Budget carrier Mandala Airlines resumed operations on Thursday, marking its return to Indonesia's aviation scene more than a year after being grounded due to huge debts.
Mandala ceased operations in January 2011, weighed down by a debt load of 800 billion rupiah ($88 million).
The airline was able to return to the skies after completing a financial restructuring in which Singapore budget carrier Tiger Airways became a key investor.
Mandala launched its inaugural flight from Jakarta to the Indonesian city of Medan on Thursday morning, spokeswoman Astriana Ekasari told AFP.
The airline currently has two A320 aircraft, but "we plan to operate 10 aircraft by the year-end", she said.
Medan has announced two new international routes -- Medan to Singapore and Jakarta to Kuala Lumpur -- which start later this month and in May respectively.
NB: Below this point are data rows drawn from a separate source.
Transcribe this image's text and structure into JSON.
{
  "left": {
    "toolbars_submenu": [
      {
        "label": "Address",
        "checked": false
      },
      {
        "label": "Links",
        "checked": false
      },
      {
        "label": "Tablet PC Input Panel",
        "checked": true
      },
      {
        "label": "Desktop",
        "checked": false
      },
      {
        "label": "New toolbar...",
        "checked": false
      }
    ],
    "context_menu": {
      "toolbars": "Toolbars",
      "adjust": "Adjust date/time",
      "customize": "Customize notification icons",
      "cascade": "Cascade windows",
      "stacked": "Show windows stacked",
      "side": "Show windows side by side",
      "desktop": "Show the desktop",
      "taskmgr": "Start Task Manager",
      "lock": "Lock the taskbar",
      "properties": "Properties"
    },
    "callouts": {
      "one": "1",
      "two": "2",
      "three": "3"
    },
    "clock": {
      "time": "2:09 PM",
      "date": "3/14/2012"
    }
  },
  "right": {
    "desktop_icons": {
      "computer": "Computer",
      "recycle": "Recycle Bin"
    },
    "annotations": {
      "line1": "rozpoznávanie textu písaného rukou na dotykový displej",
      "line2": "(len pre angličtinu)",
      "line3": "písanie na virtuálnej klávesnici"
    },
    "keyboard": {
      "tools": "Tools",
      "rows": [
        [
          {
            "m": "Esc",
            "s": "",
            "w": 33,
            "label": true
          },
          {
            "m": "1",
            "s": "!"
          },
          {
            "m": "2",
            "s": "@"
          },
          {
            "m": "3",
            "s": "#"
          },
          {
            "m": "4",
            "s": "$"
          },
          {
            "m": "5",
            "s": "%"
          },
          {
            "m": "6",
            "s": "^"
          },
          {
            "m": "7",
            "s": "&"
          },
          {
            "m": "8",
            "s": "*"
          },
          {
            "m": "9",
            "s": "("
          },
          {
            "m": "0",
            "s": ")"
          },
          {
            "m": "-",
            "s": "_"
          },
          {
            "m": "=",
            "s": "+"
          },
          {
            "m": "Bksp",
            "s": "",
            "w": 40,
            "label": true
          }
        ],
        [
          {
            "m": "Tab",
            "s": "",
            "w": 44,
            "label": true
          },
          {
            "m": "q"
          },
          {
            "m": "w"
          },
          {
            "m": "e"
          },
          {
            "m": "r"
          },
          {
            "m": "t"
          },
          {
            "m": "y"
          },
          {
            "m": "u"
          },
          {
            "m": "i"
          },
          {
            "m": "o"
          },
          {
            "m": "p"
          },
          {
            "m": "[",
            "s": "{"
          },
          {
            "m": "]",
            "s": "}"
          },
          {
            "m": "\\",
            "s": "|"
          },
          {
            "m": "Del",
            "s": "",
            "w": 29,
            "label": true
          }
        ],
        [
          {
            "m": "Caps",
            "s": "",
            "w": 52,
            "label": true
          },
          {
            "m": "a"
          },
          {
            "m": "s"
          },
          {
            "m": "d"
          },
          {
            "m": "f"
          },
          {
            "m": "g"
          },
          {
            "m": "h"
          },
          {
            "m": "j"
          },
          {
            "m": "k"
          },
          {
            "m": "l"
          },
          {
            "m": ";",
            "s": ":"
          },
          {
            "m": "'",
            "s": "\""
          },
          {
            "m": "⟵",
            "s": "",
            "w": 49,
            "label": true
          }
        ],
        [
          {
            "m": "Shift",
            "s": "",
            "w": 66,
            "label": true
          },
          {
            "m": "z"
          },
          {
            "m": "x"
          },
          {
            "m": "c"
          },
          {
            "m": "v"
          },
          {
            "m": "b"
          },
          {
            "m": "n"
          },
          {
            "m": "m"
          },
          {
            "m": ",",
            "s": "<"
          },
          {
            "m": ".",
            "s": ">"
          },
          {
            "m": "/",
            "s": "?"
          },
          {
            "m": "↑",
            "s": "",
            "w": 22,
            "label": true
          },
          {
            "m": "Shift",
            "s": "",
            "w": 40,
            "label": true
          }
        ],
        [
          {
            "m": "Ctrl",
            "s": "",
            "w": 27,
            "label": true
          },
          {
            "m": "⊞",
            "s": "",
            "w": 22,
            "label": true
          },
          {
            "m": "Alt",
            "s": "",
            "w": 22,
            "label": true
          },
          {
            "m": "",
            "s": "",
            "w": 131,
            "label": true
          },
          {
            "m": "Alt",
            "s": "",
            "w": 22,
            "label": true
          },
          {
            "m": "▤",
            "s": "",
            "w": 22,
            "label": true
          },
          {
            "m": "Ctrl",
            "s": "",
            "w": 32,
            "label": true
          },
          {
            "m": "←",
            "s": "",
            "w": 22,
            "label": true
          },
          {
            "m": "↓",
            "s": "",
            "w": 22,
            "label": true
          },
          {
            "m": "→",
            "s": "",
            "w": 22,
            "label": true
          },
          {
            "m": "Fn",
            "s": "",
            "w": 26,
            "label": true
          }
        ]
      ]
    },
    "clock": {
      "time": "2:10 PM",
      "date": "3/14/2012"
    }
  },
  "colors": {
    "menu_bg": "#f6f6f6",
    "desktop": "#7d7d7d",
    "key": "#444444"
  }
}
The international routes will put Mandala in direct competition with budget carriers AirAsia and Indonesia's Lion Air, which formalised a record $22.4 billion deal for 230 aircraft with US aircraft maker Boeing in February.
More routes are expected to be added over the next few months as Mandala rapidly expands its fleet of Tiger-sourced Airbus A320s.
Tiger now owns 33 percent of Mandala, while Indonesian investment company Saratoga Group holds a majority 51.3 percent stake. The remaining 15.7 percent is owned by Mandala's previous shareholders and creditors.
Air travel has grown sharply in recent years in Indonesia with the emergence of budget carriers as well as rising incomes as a result of steady economic growth.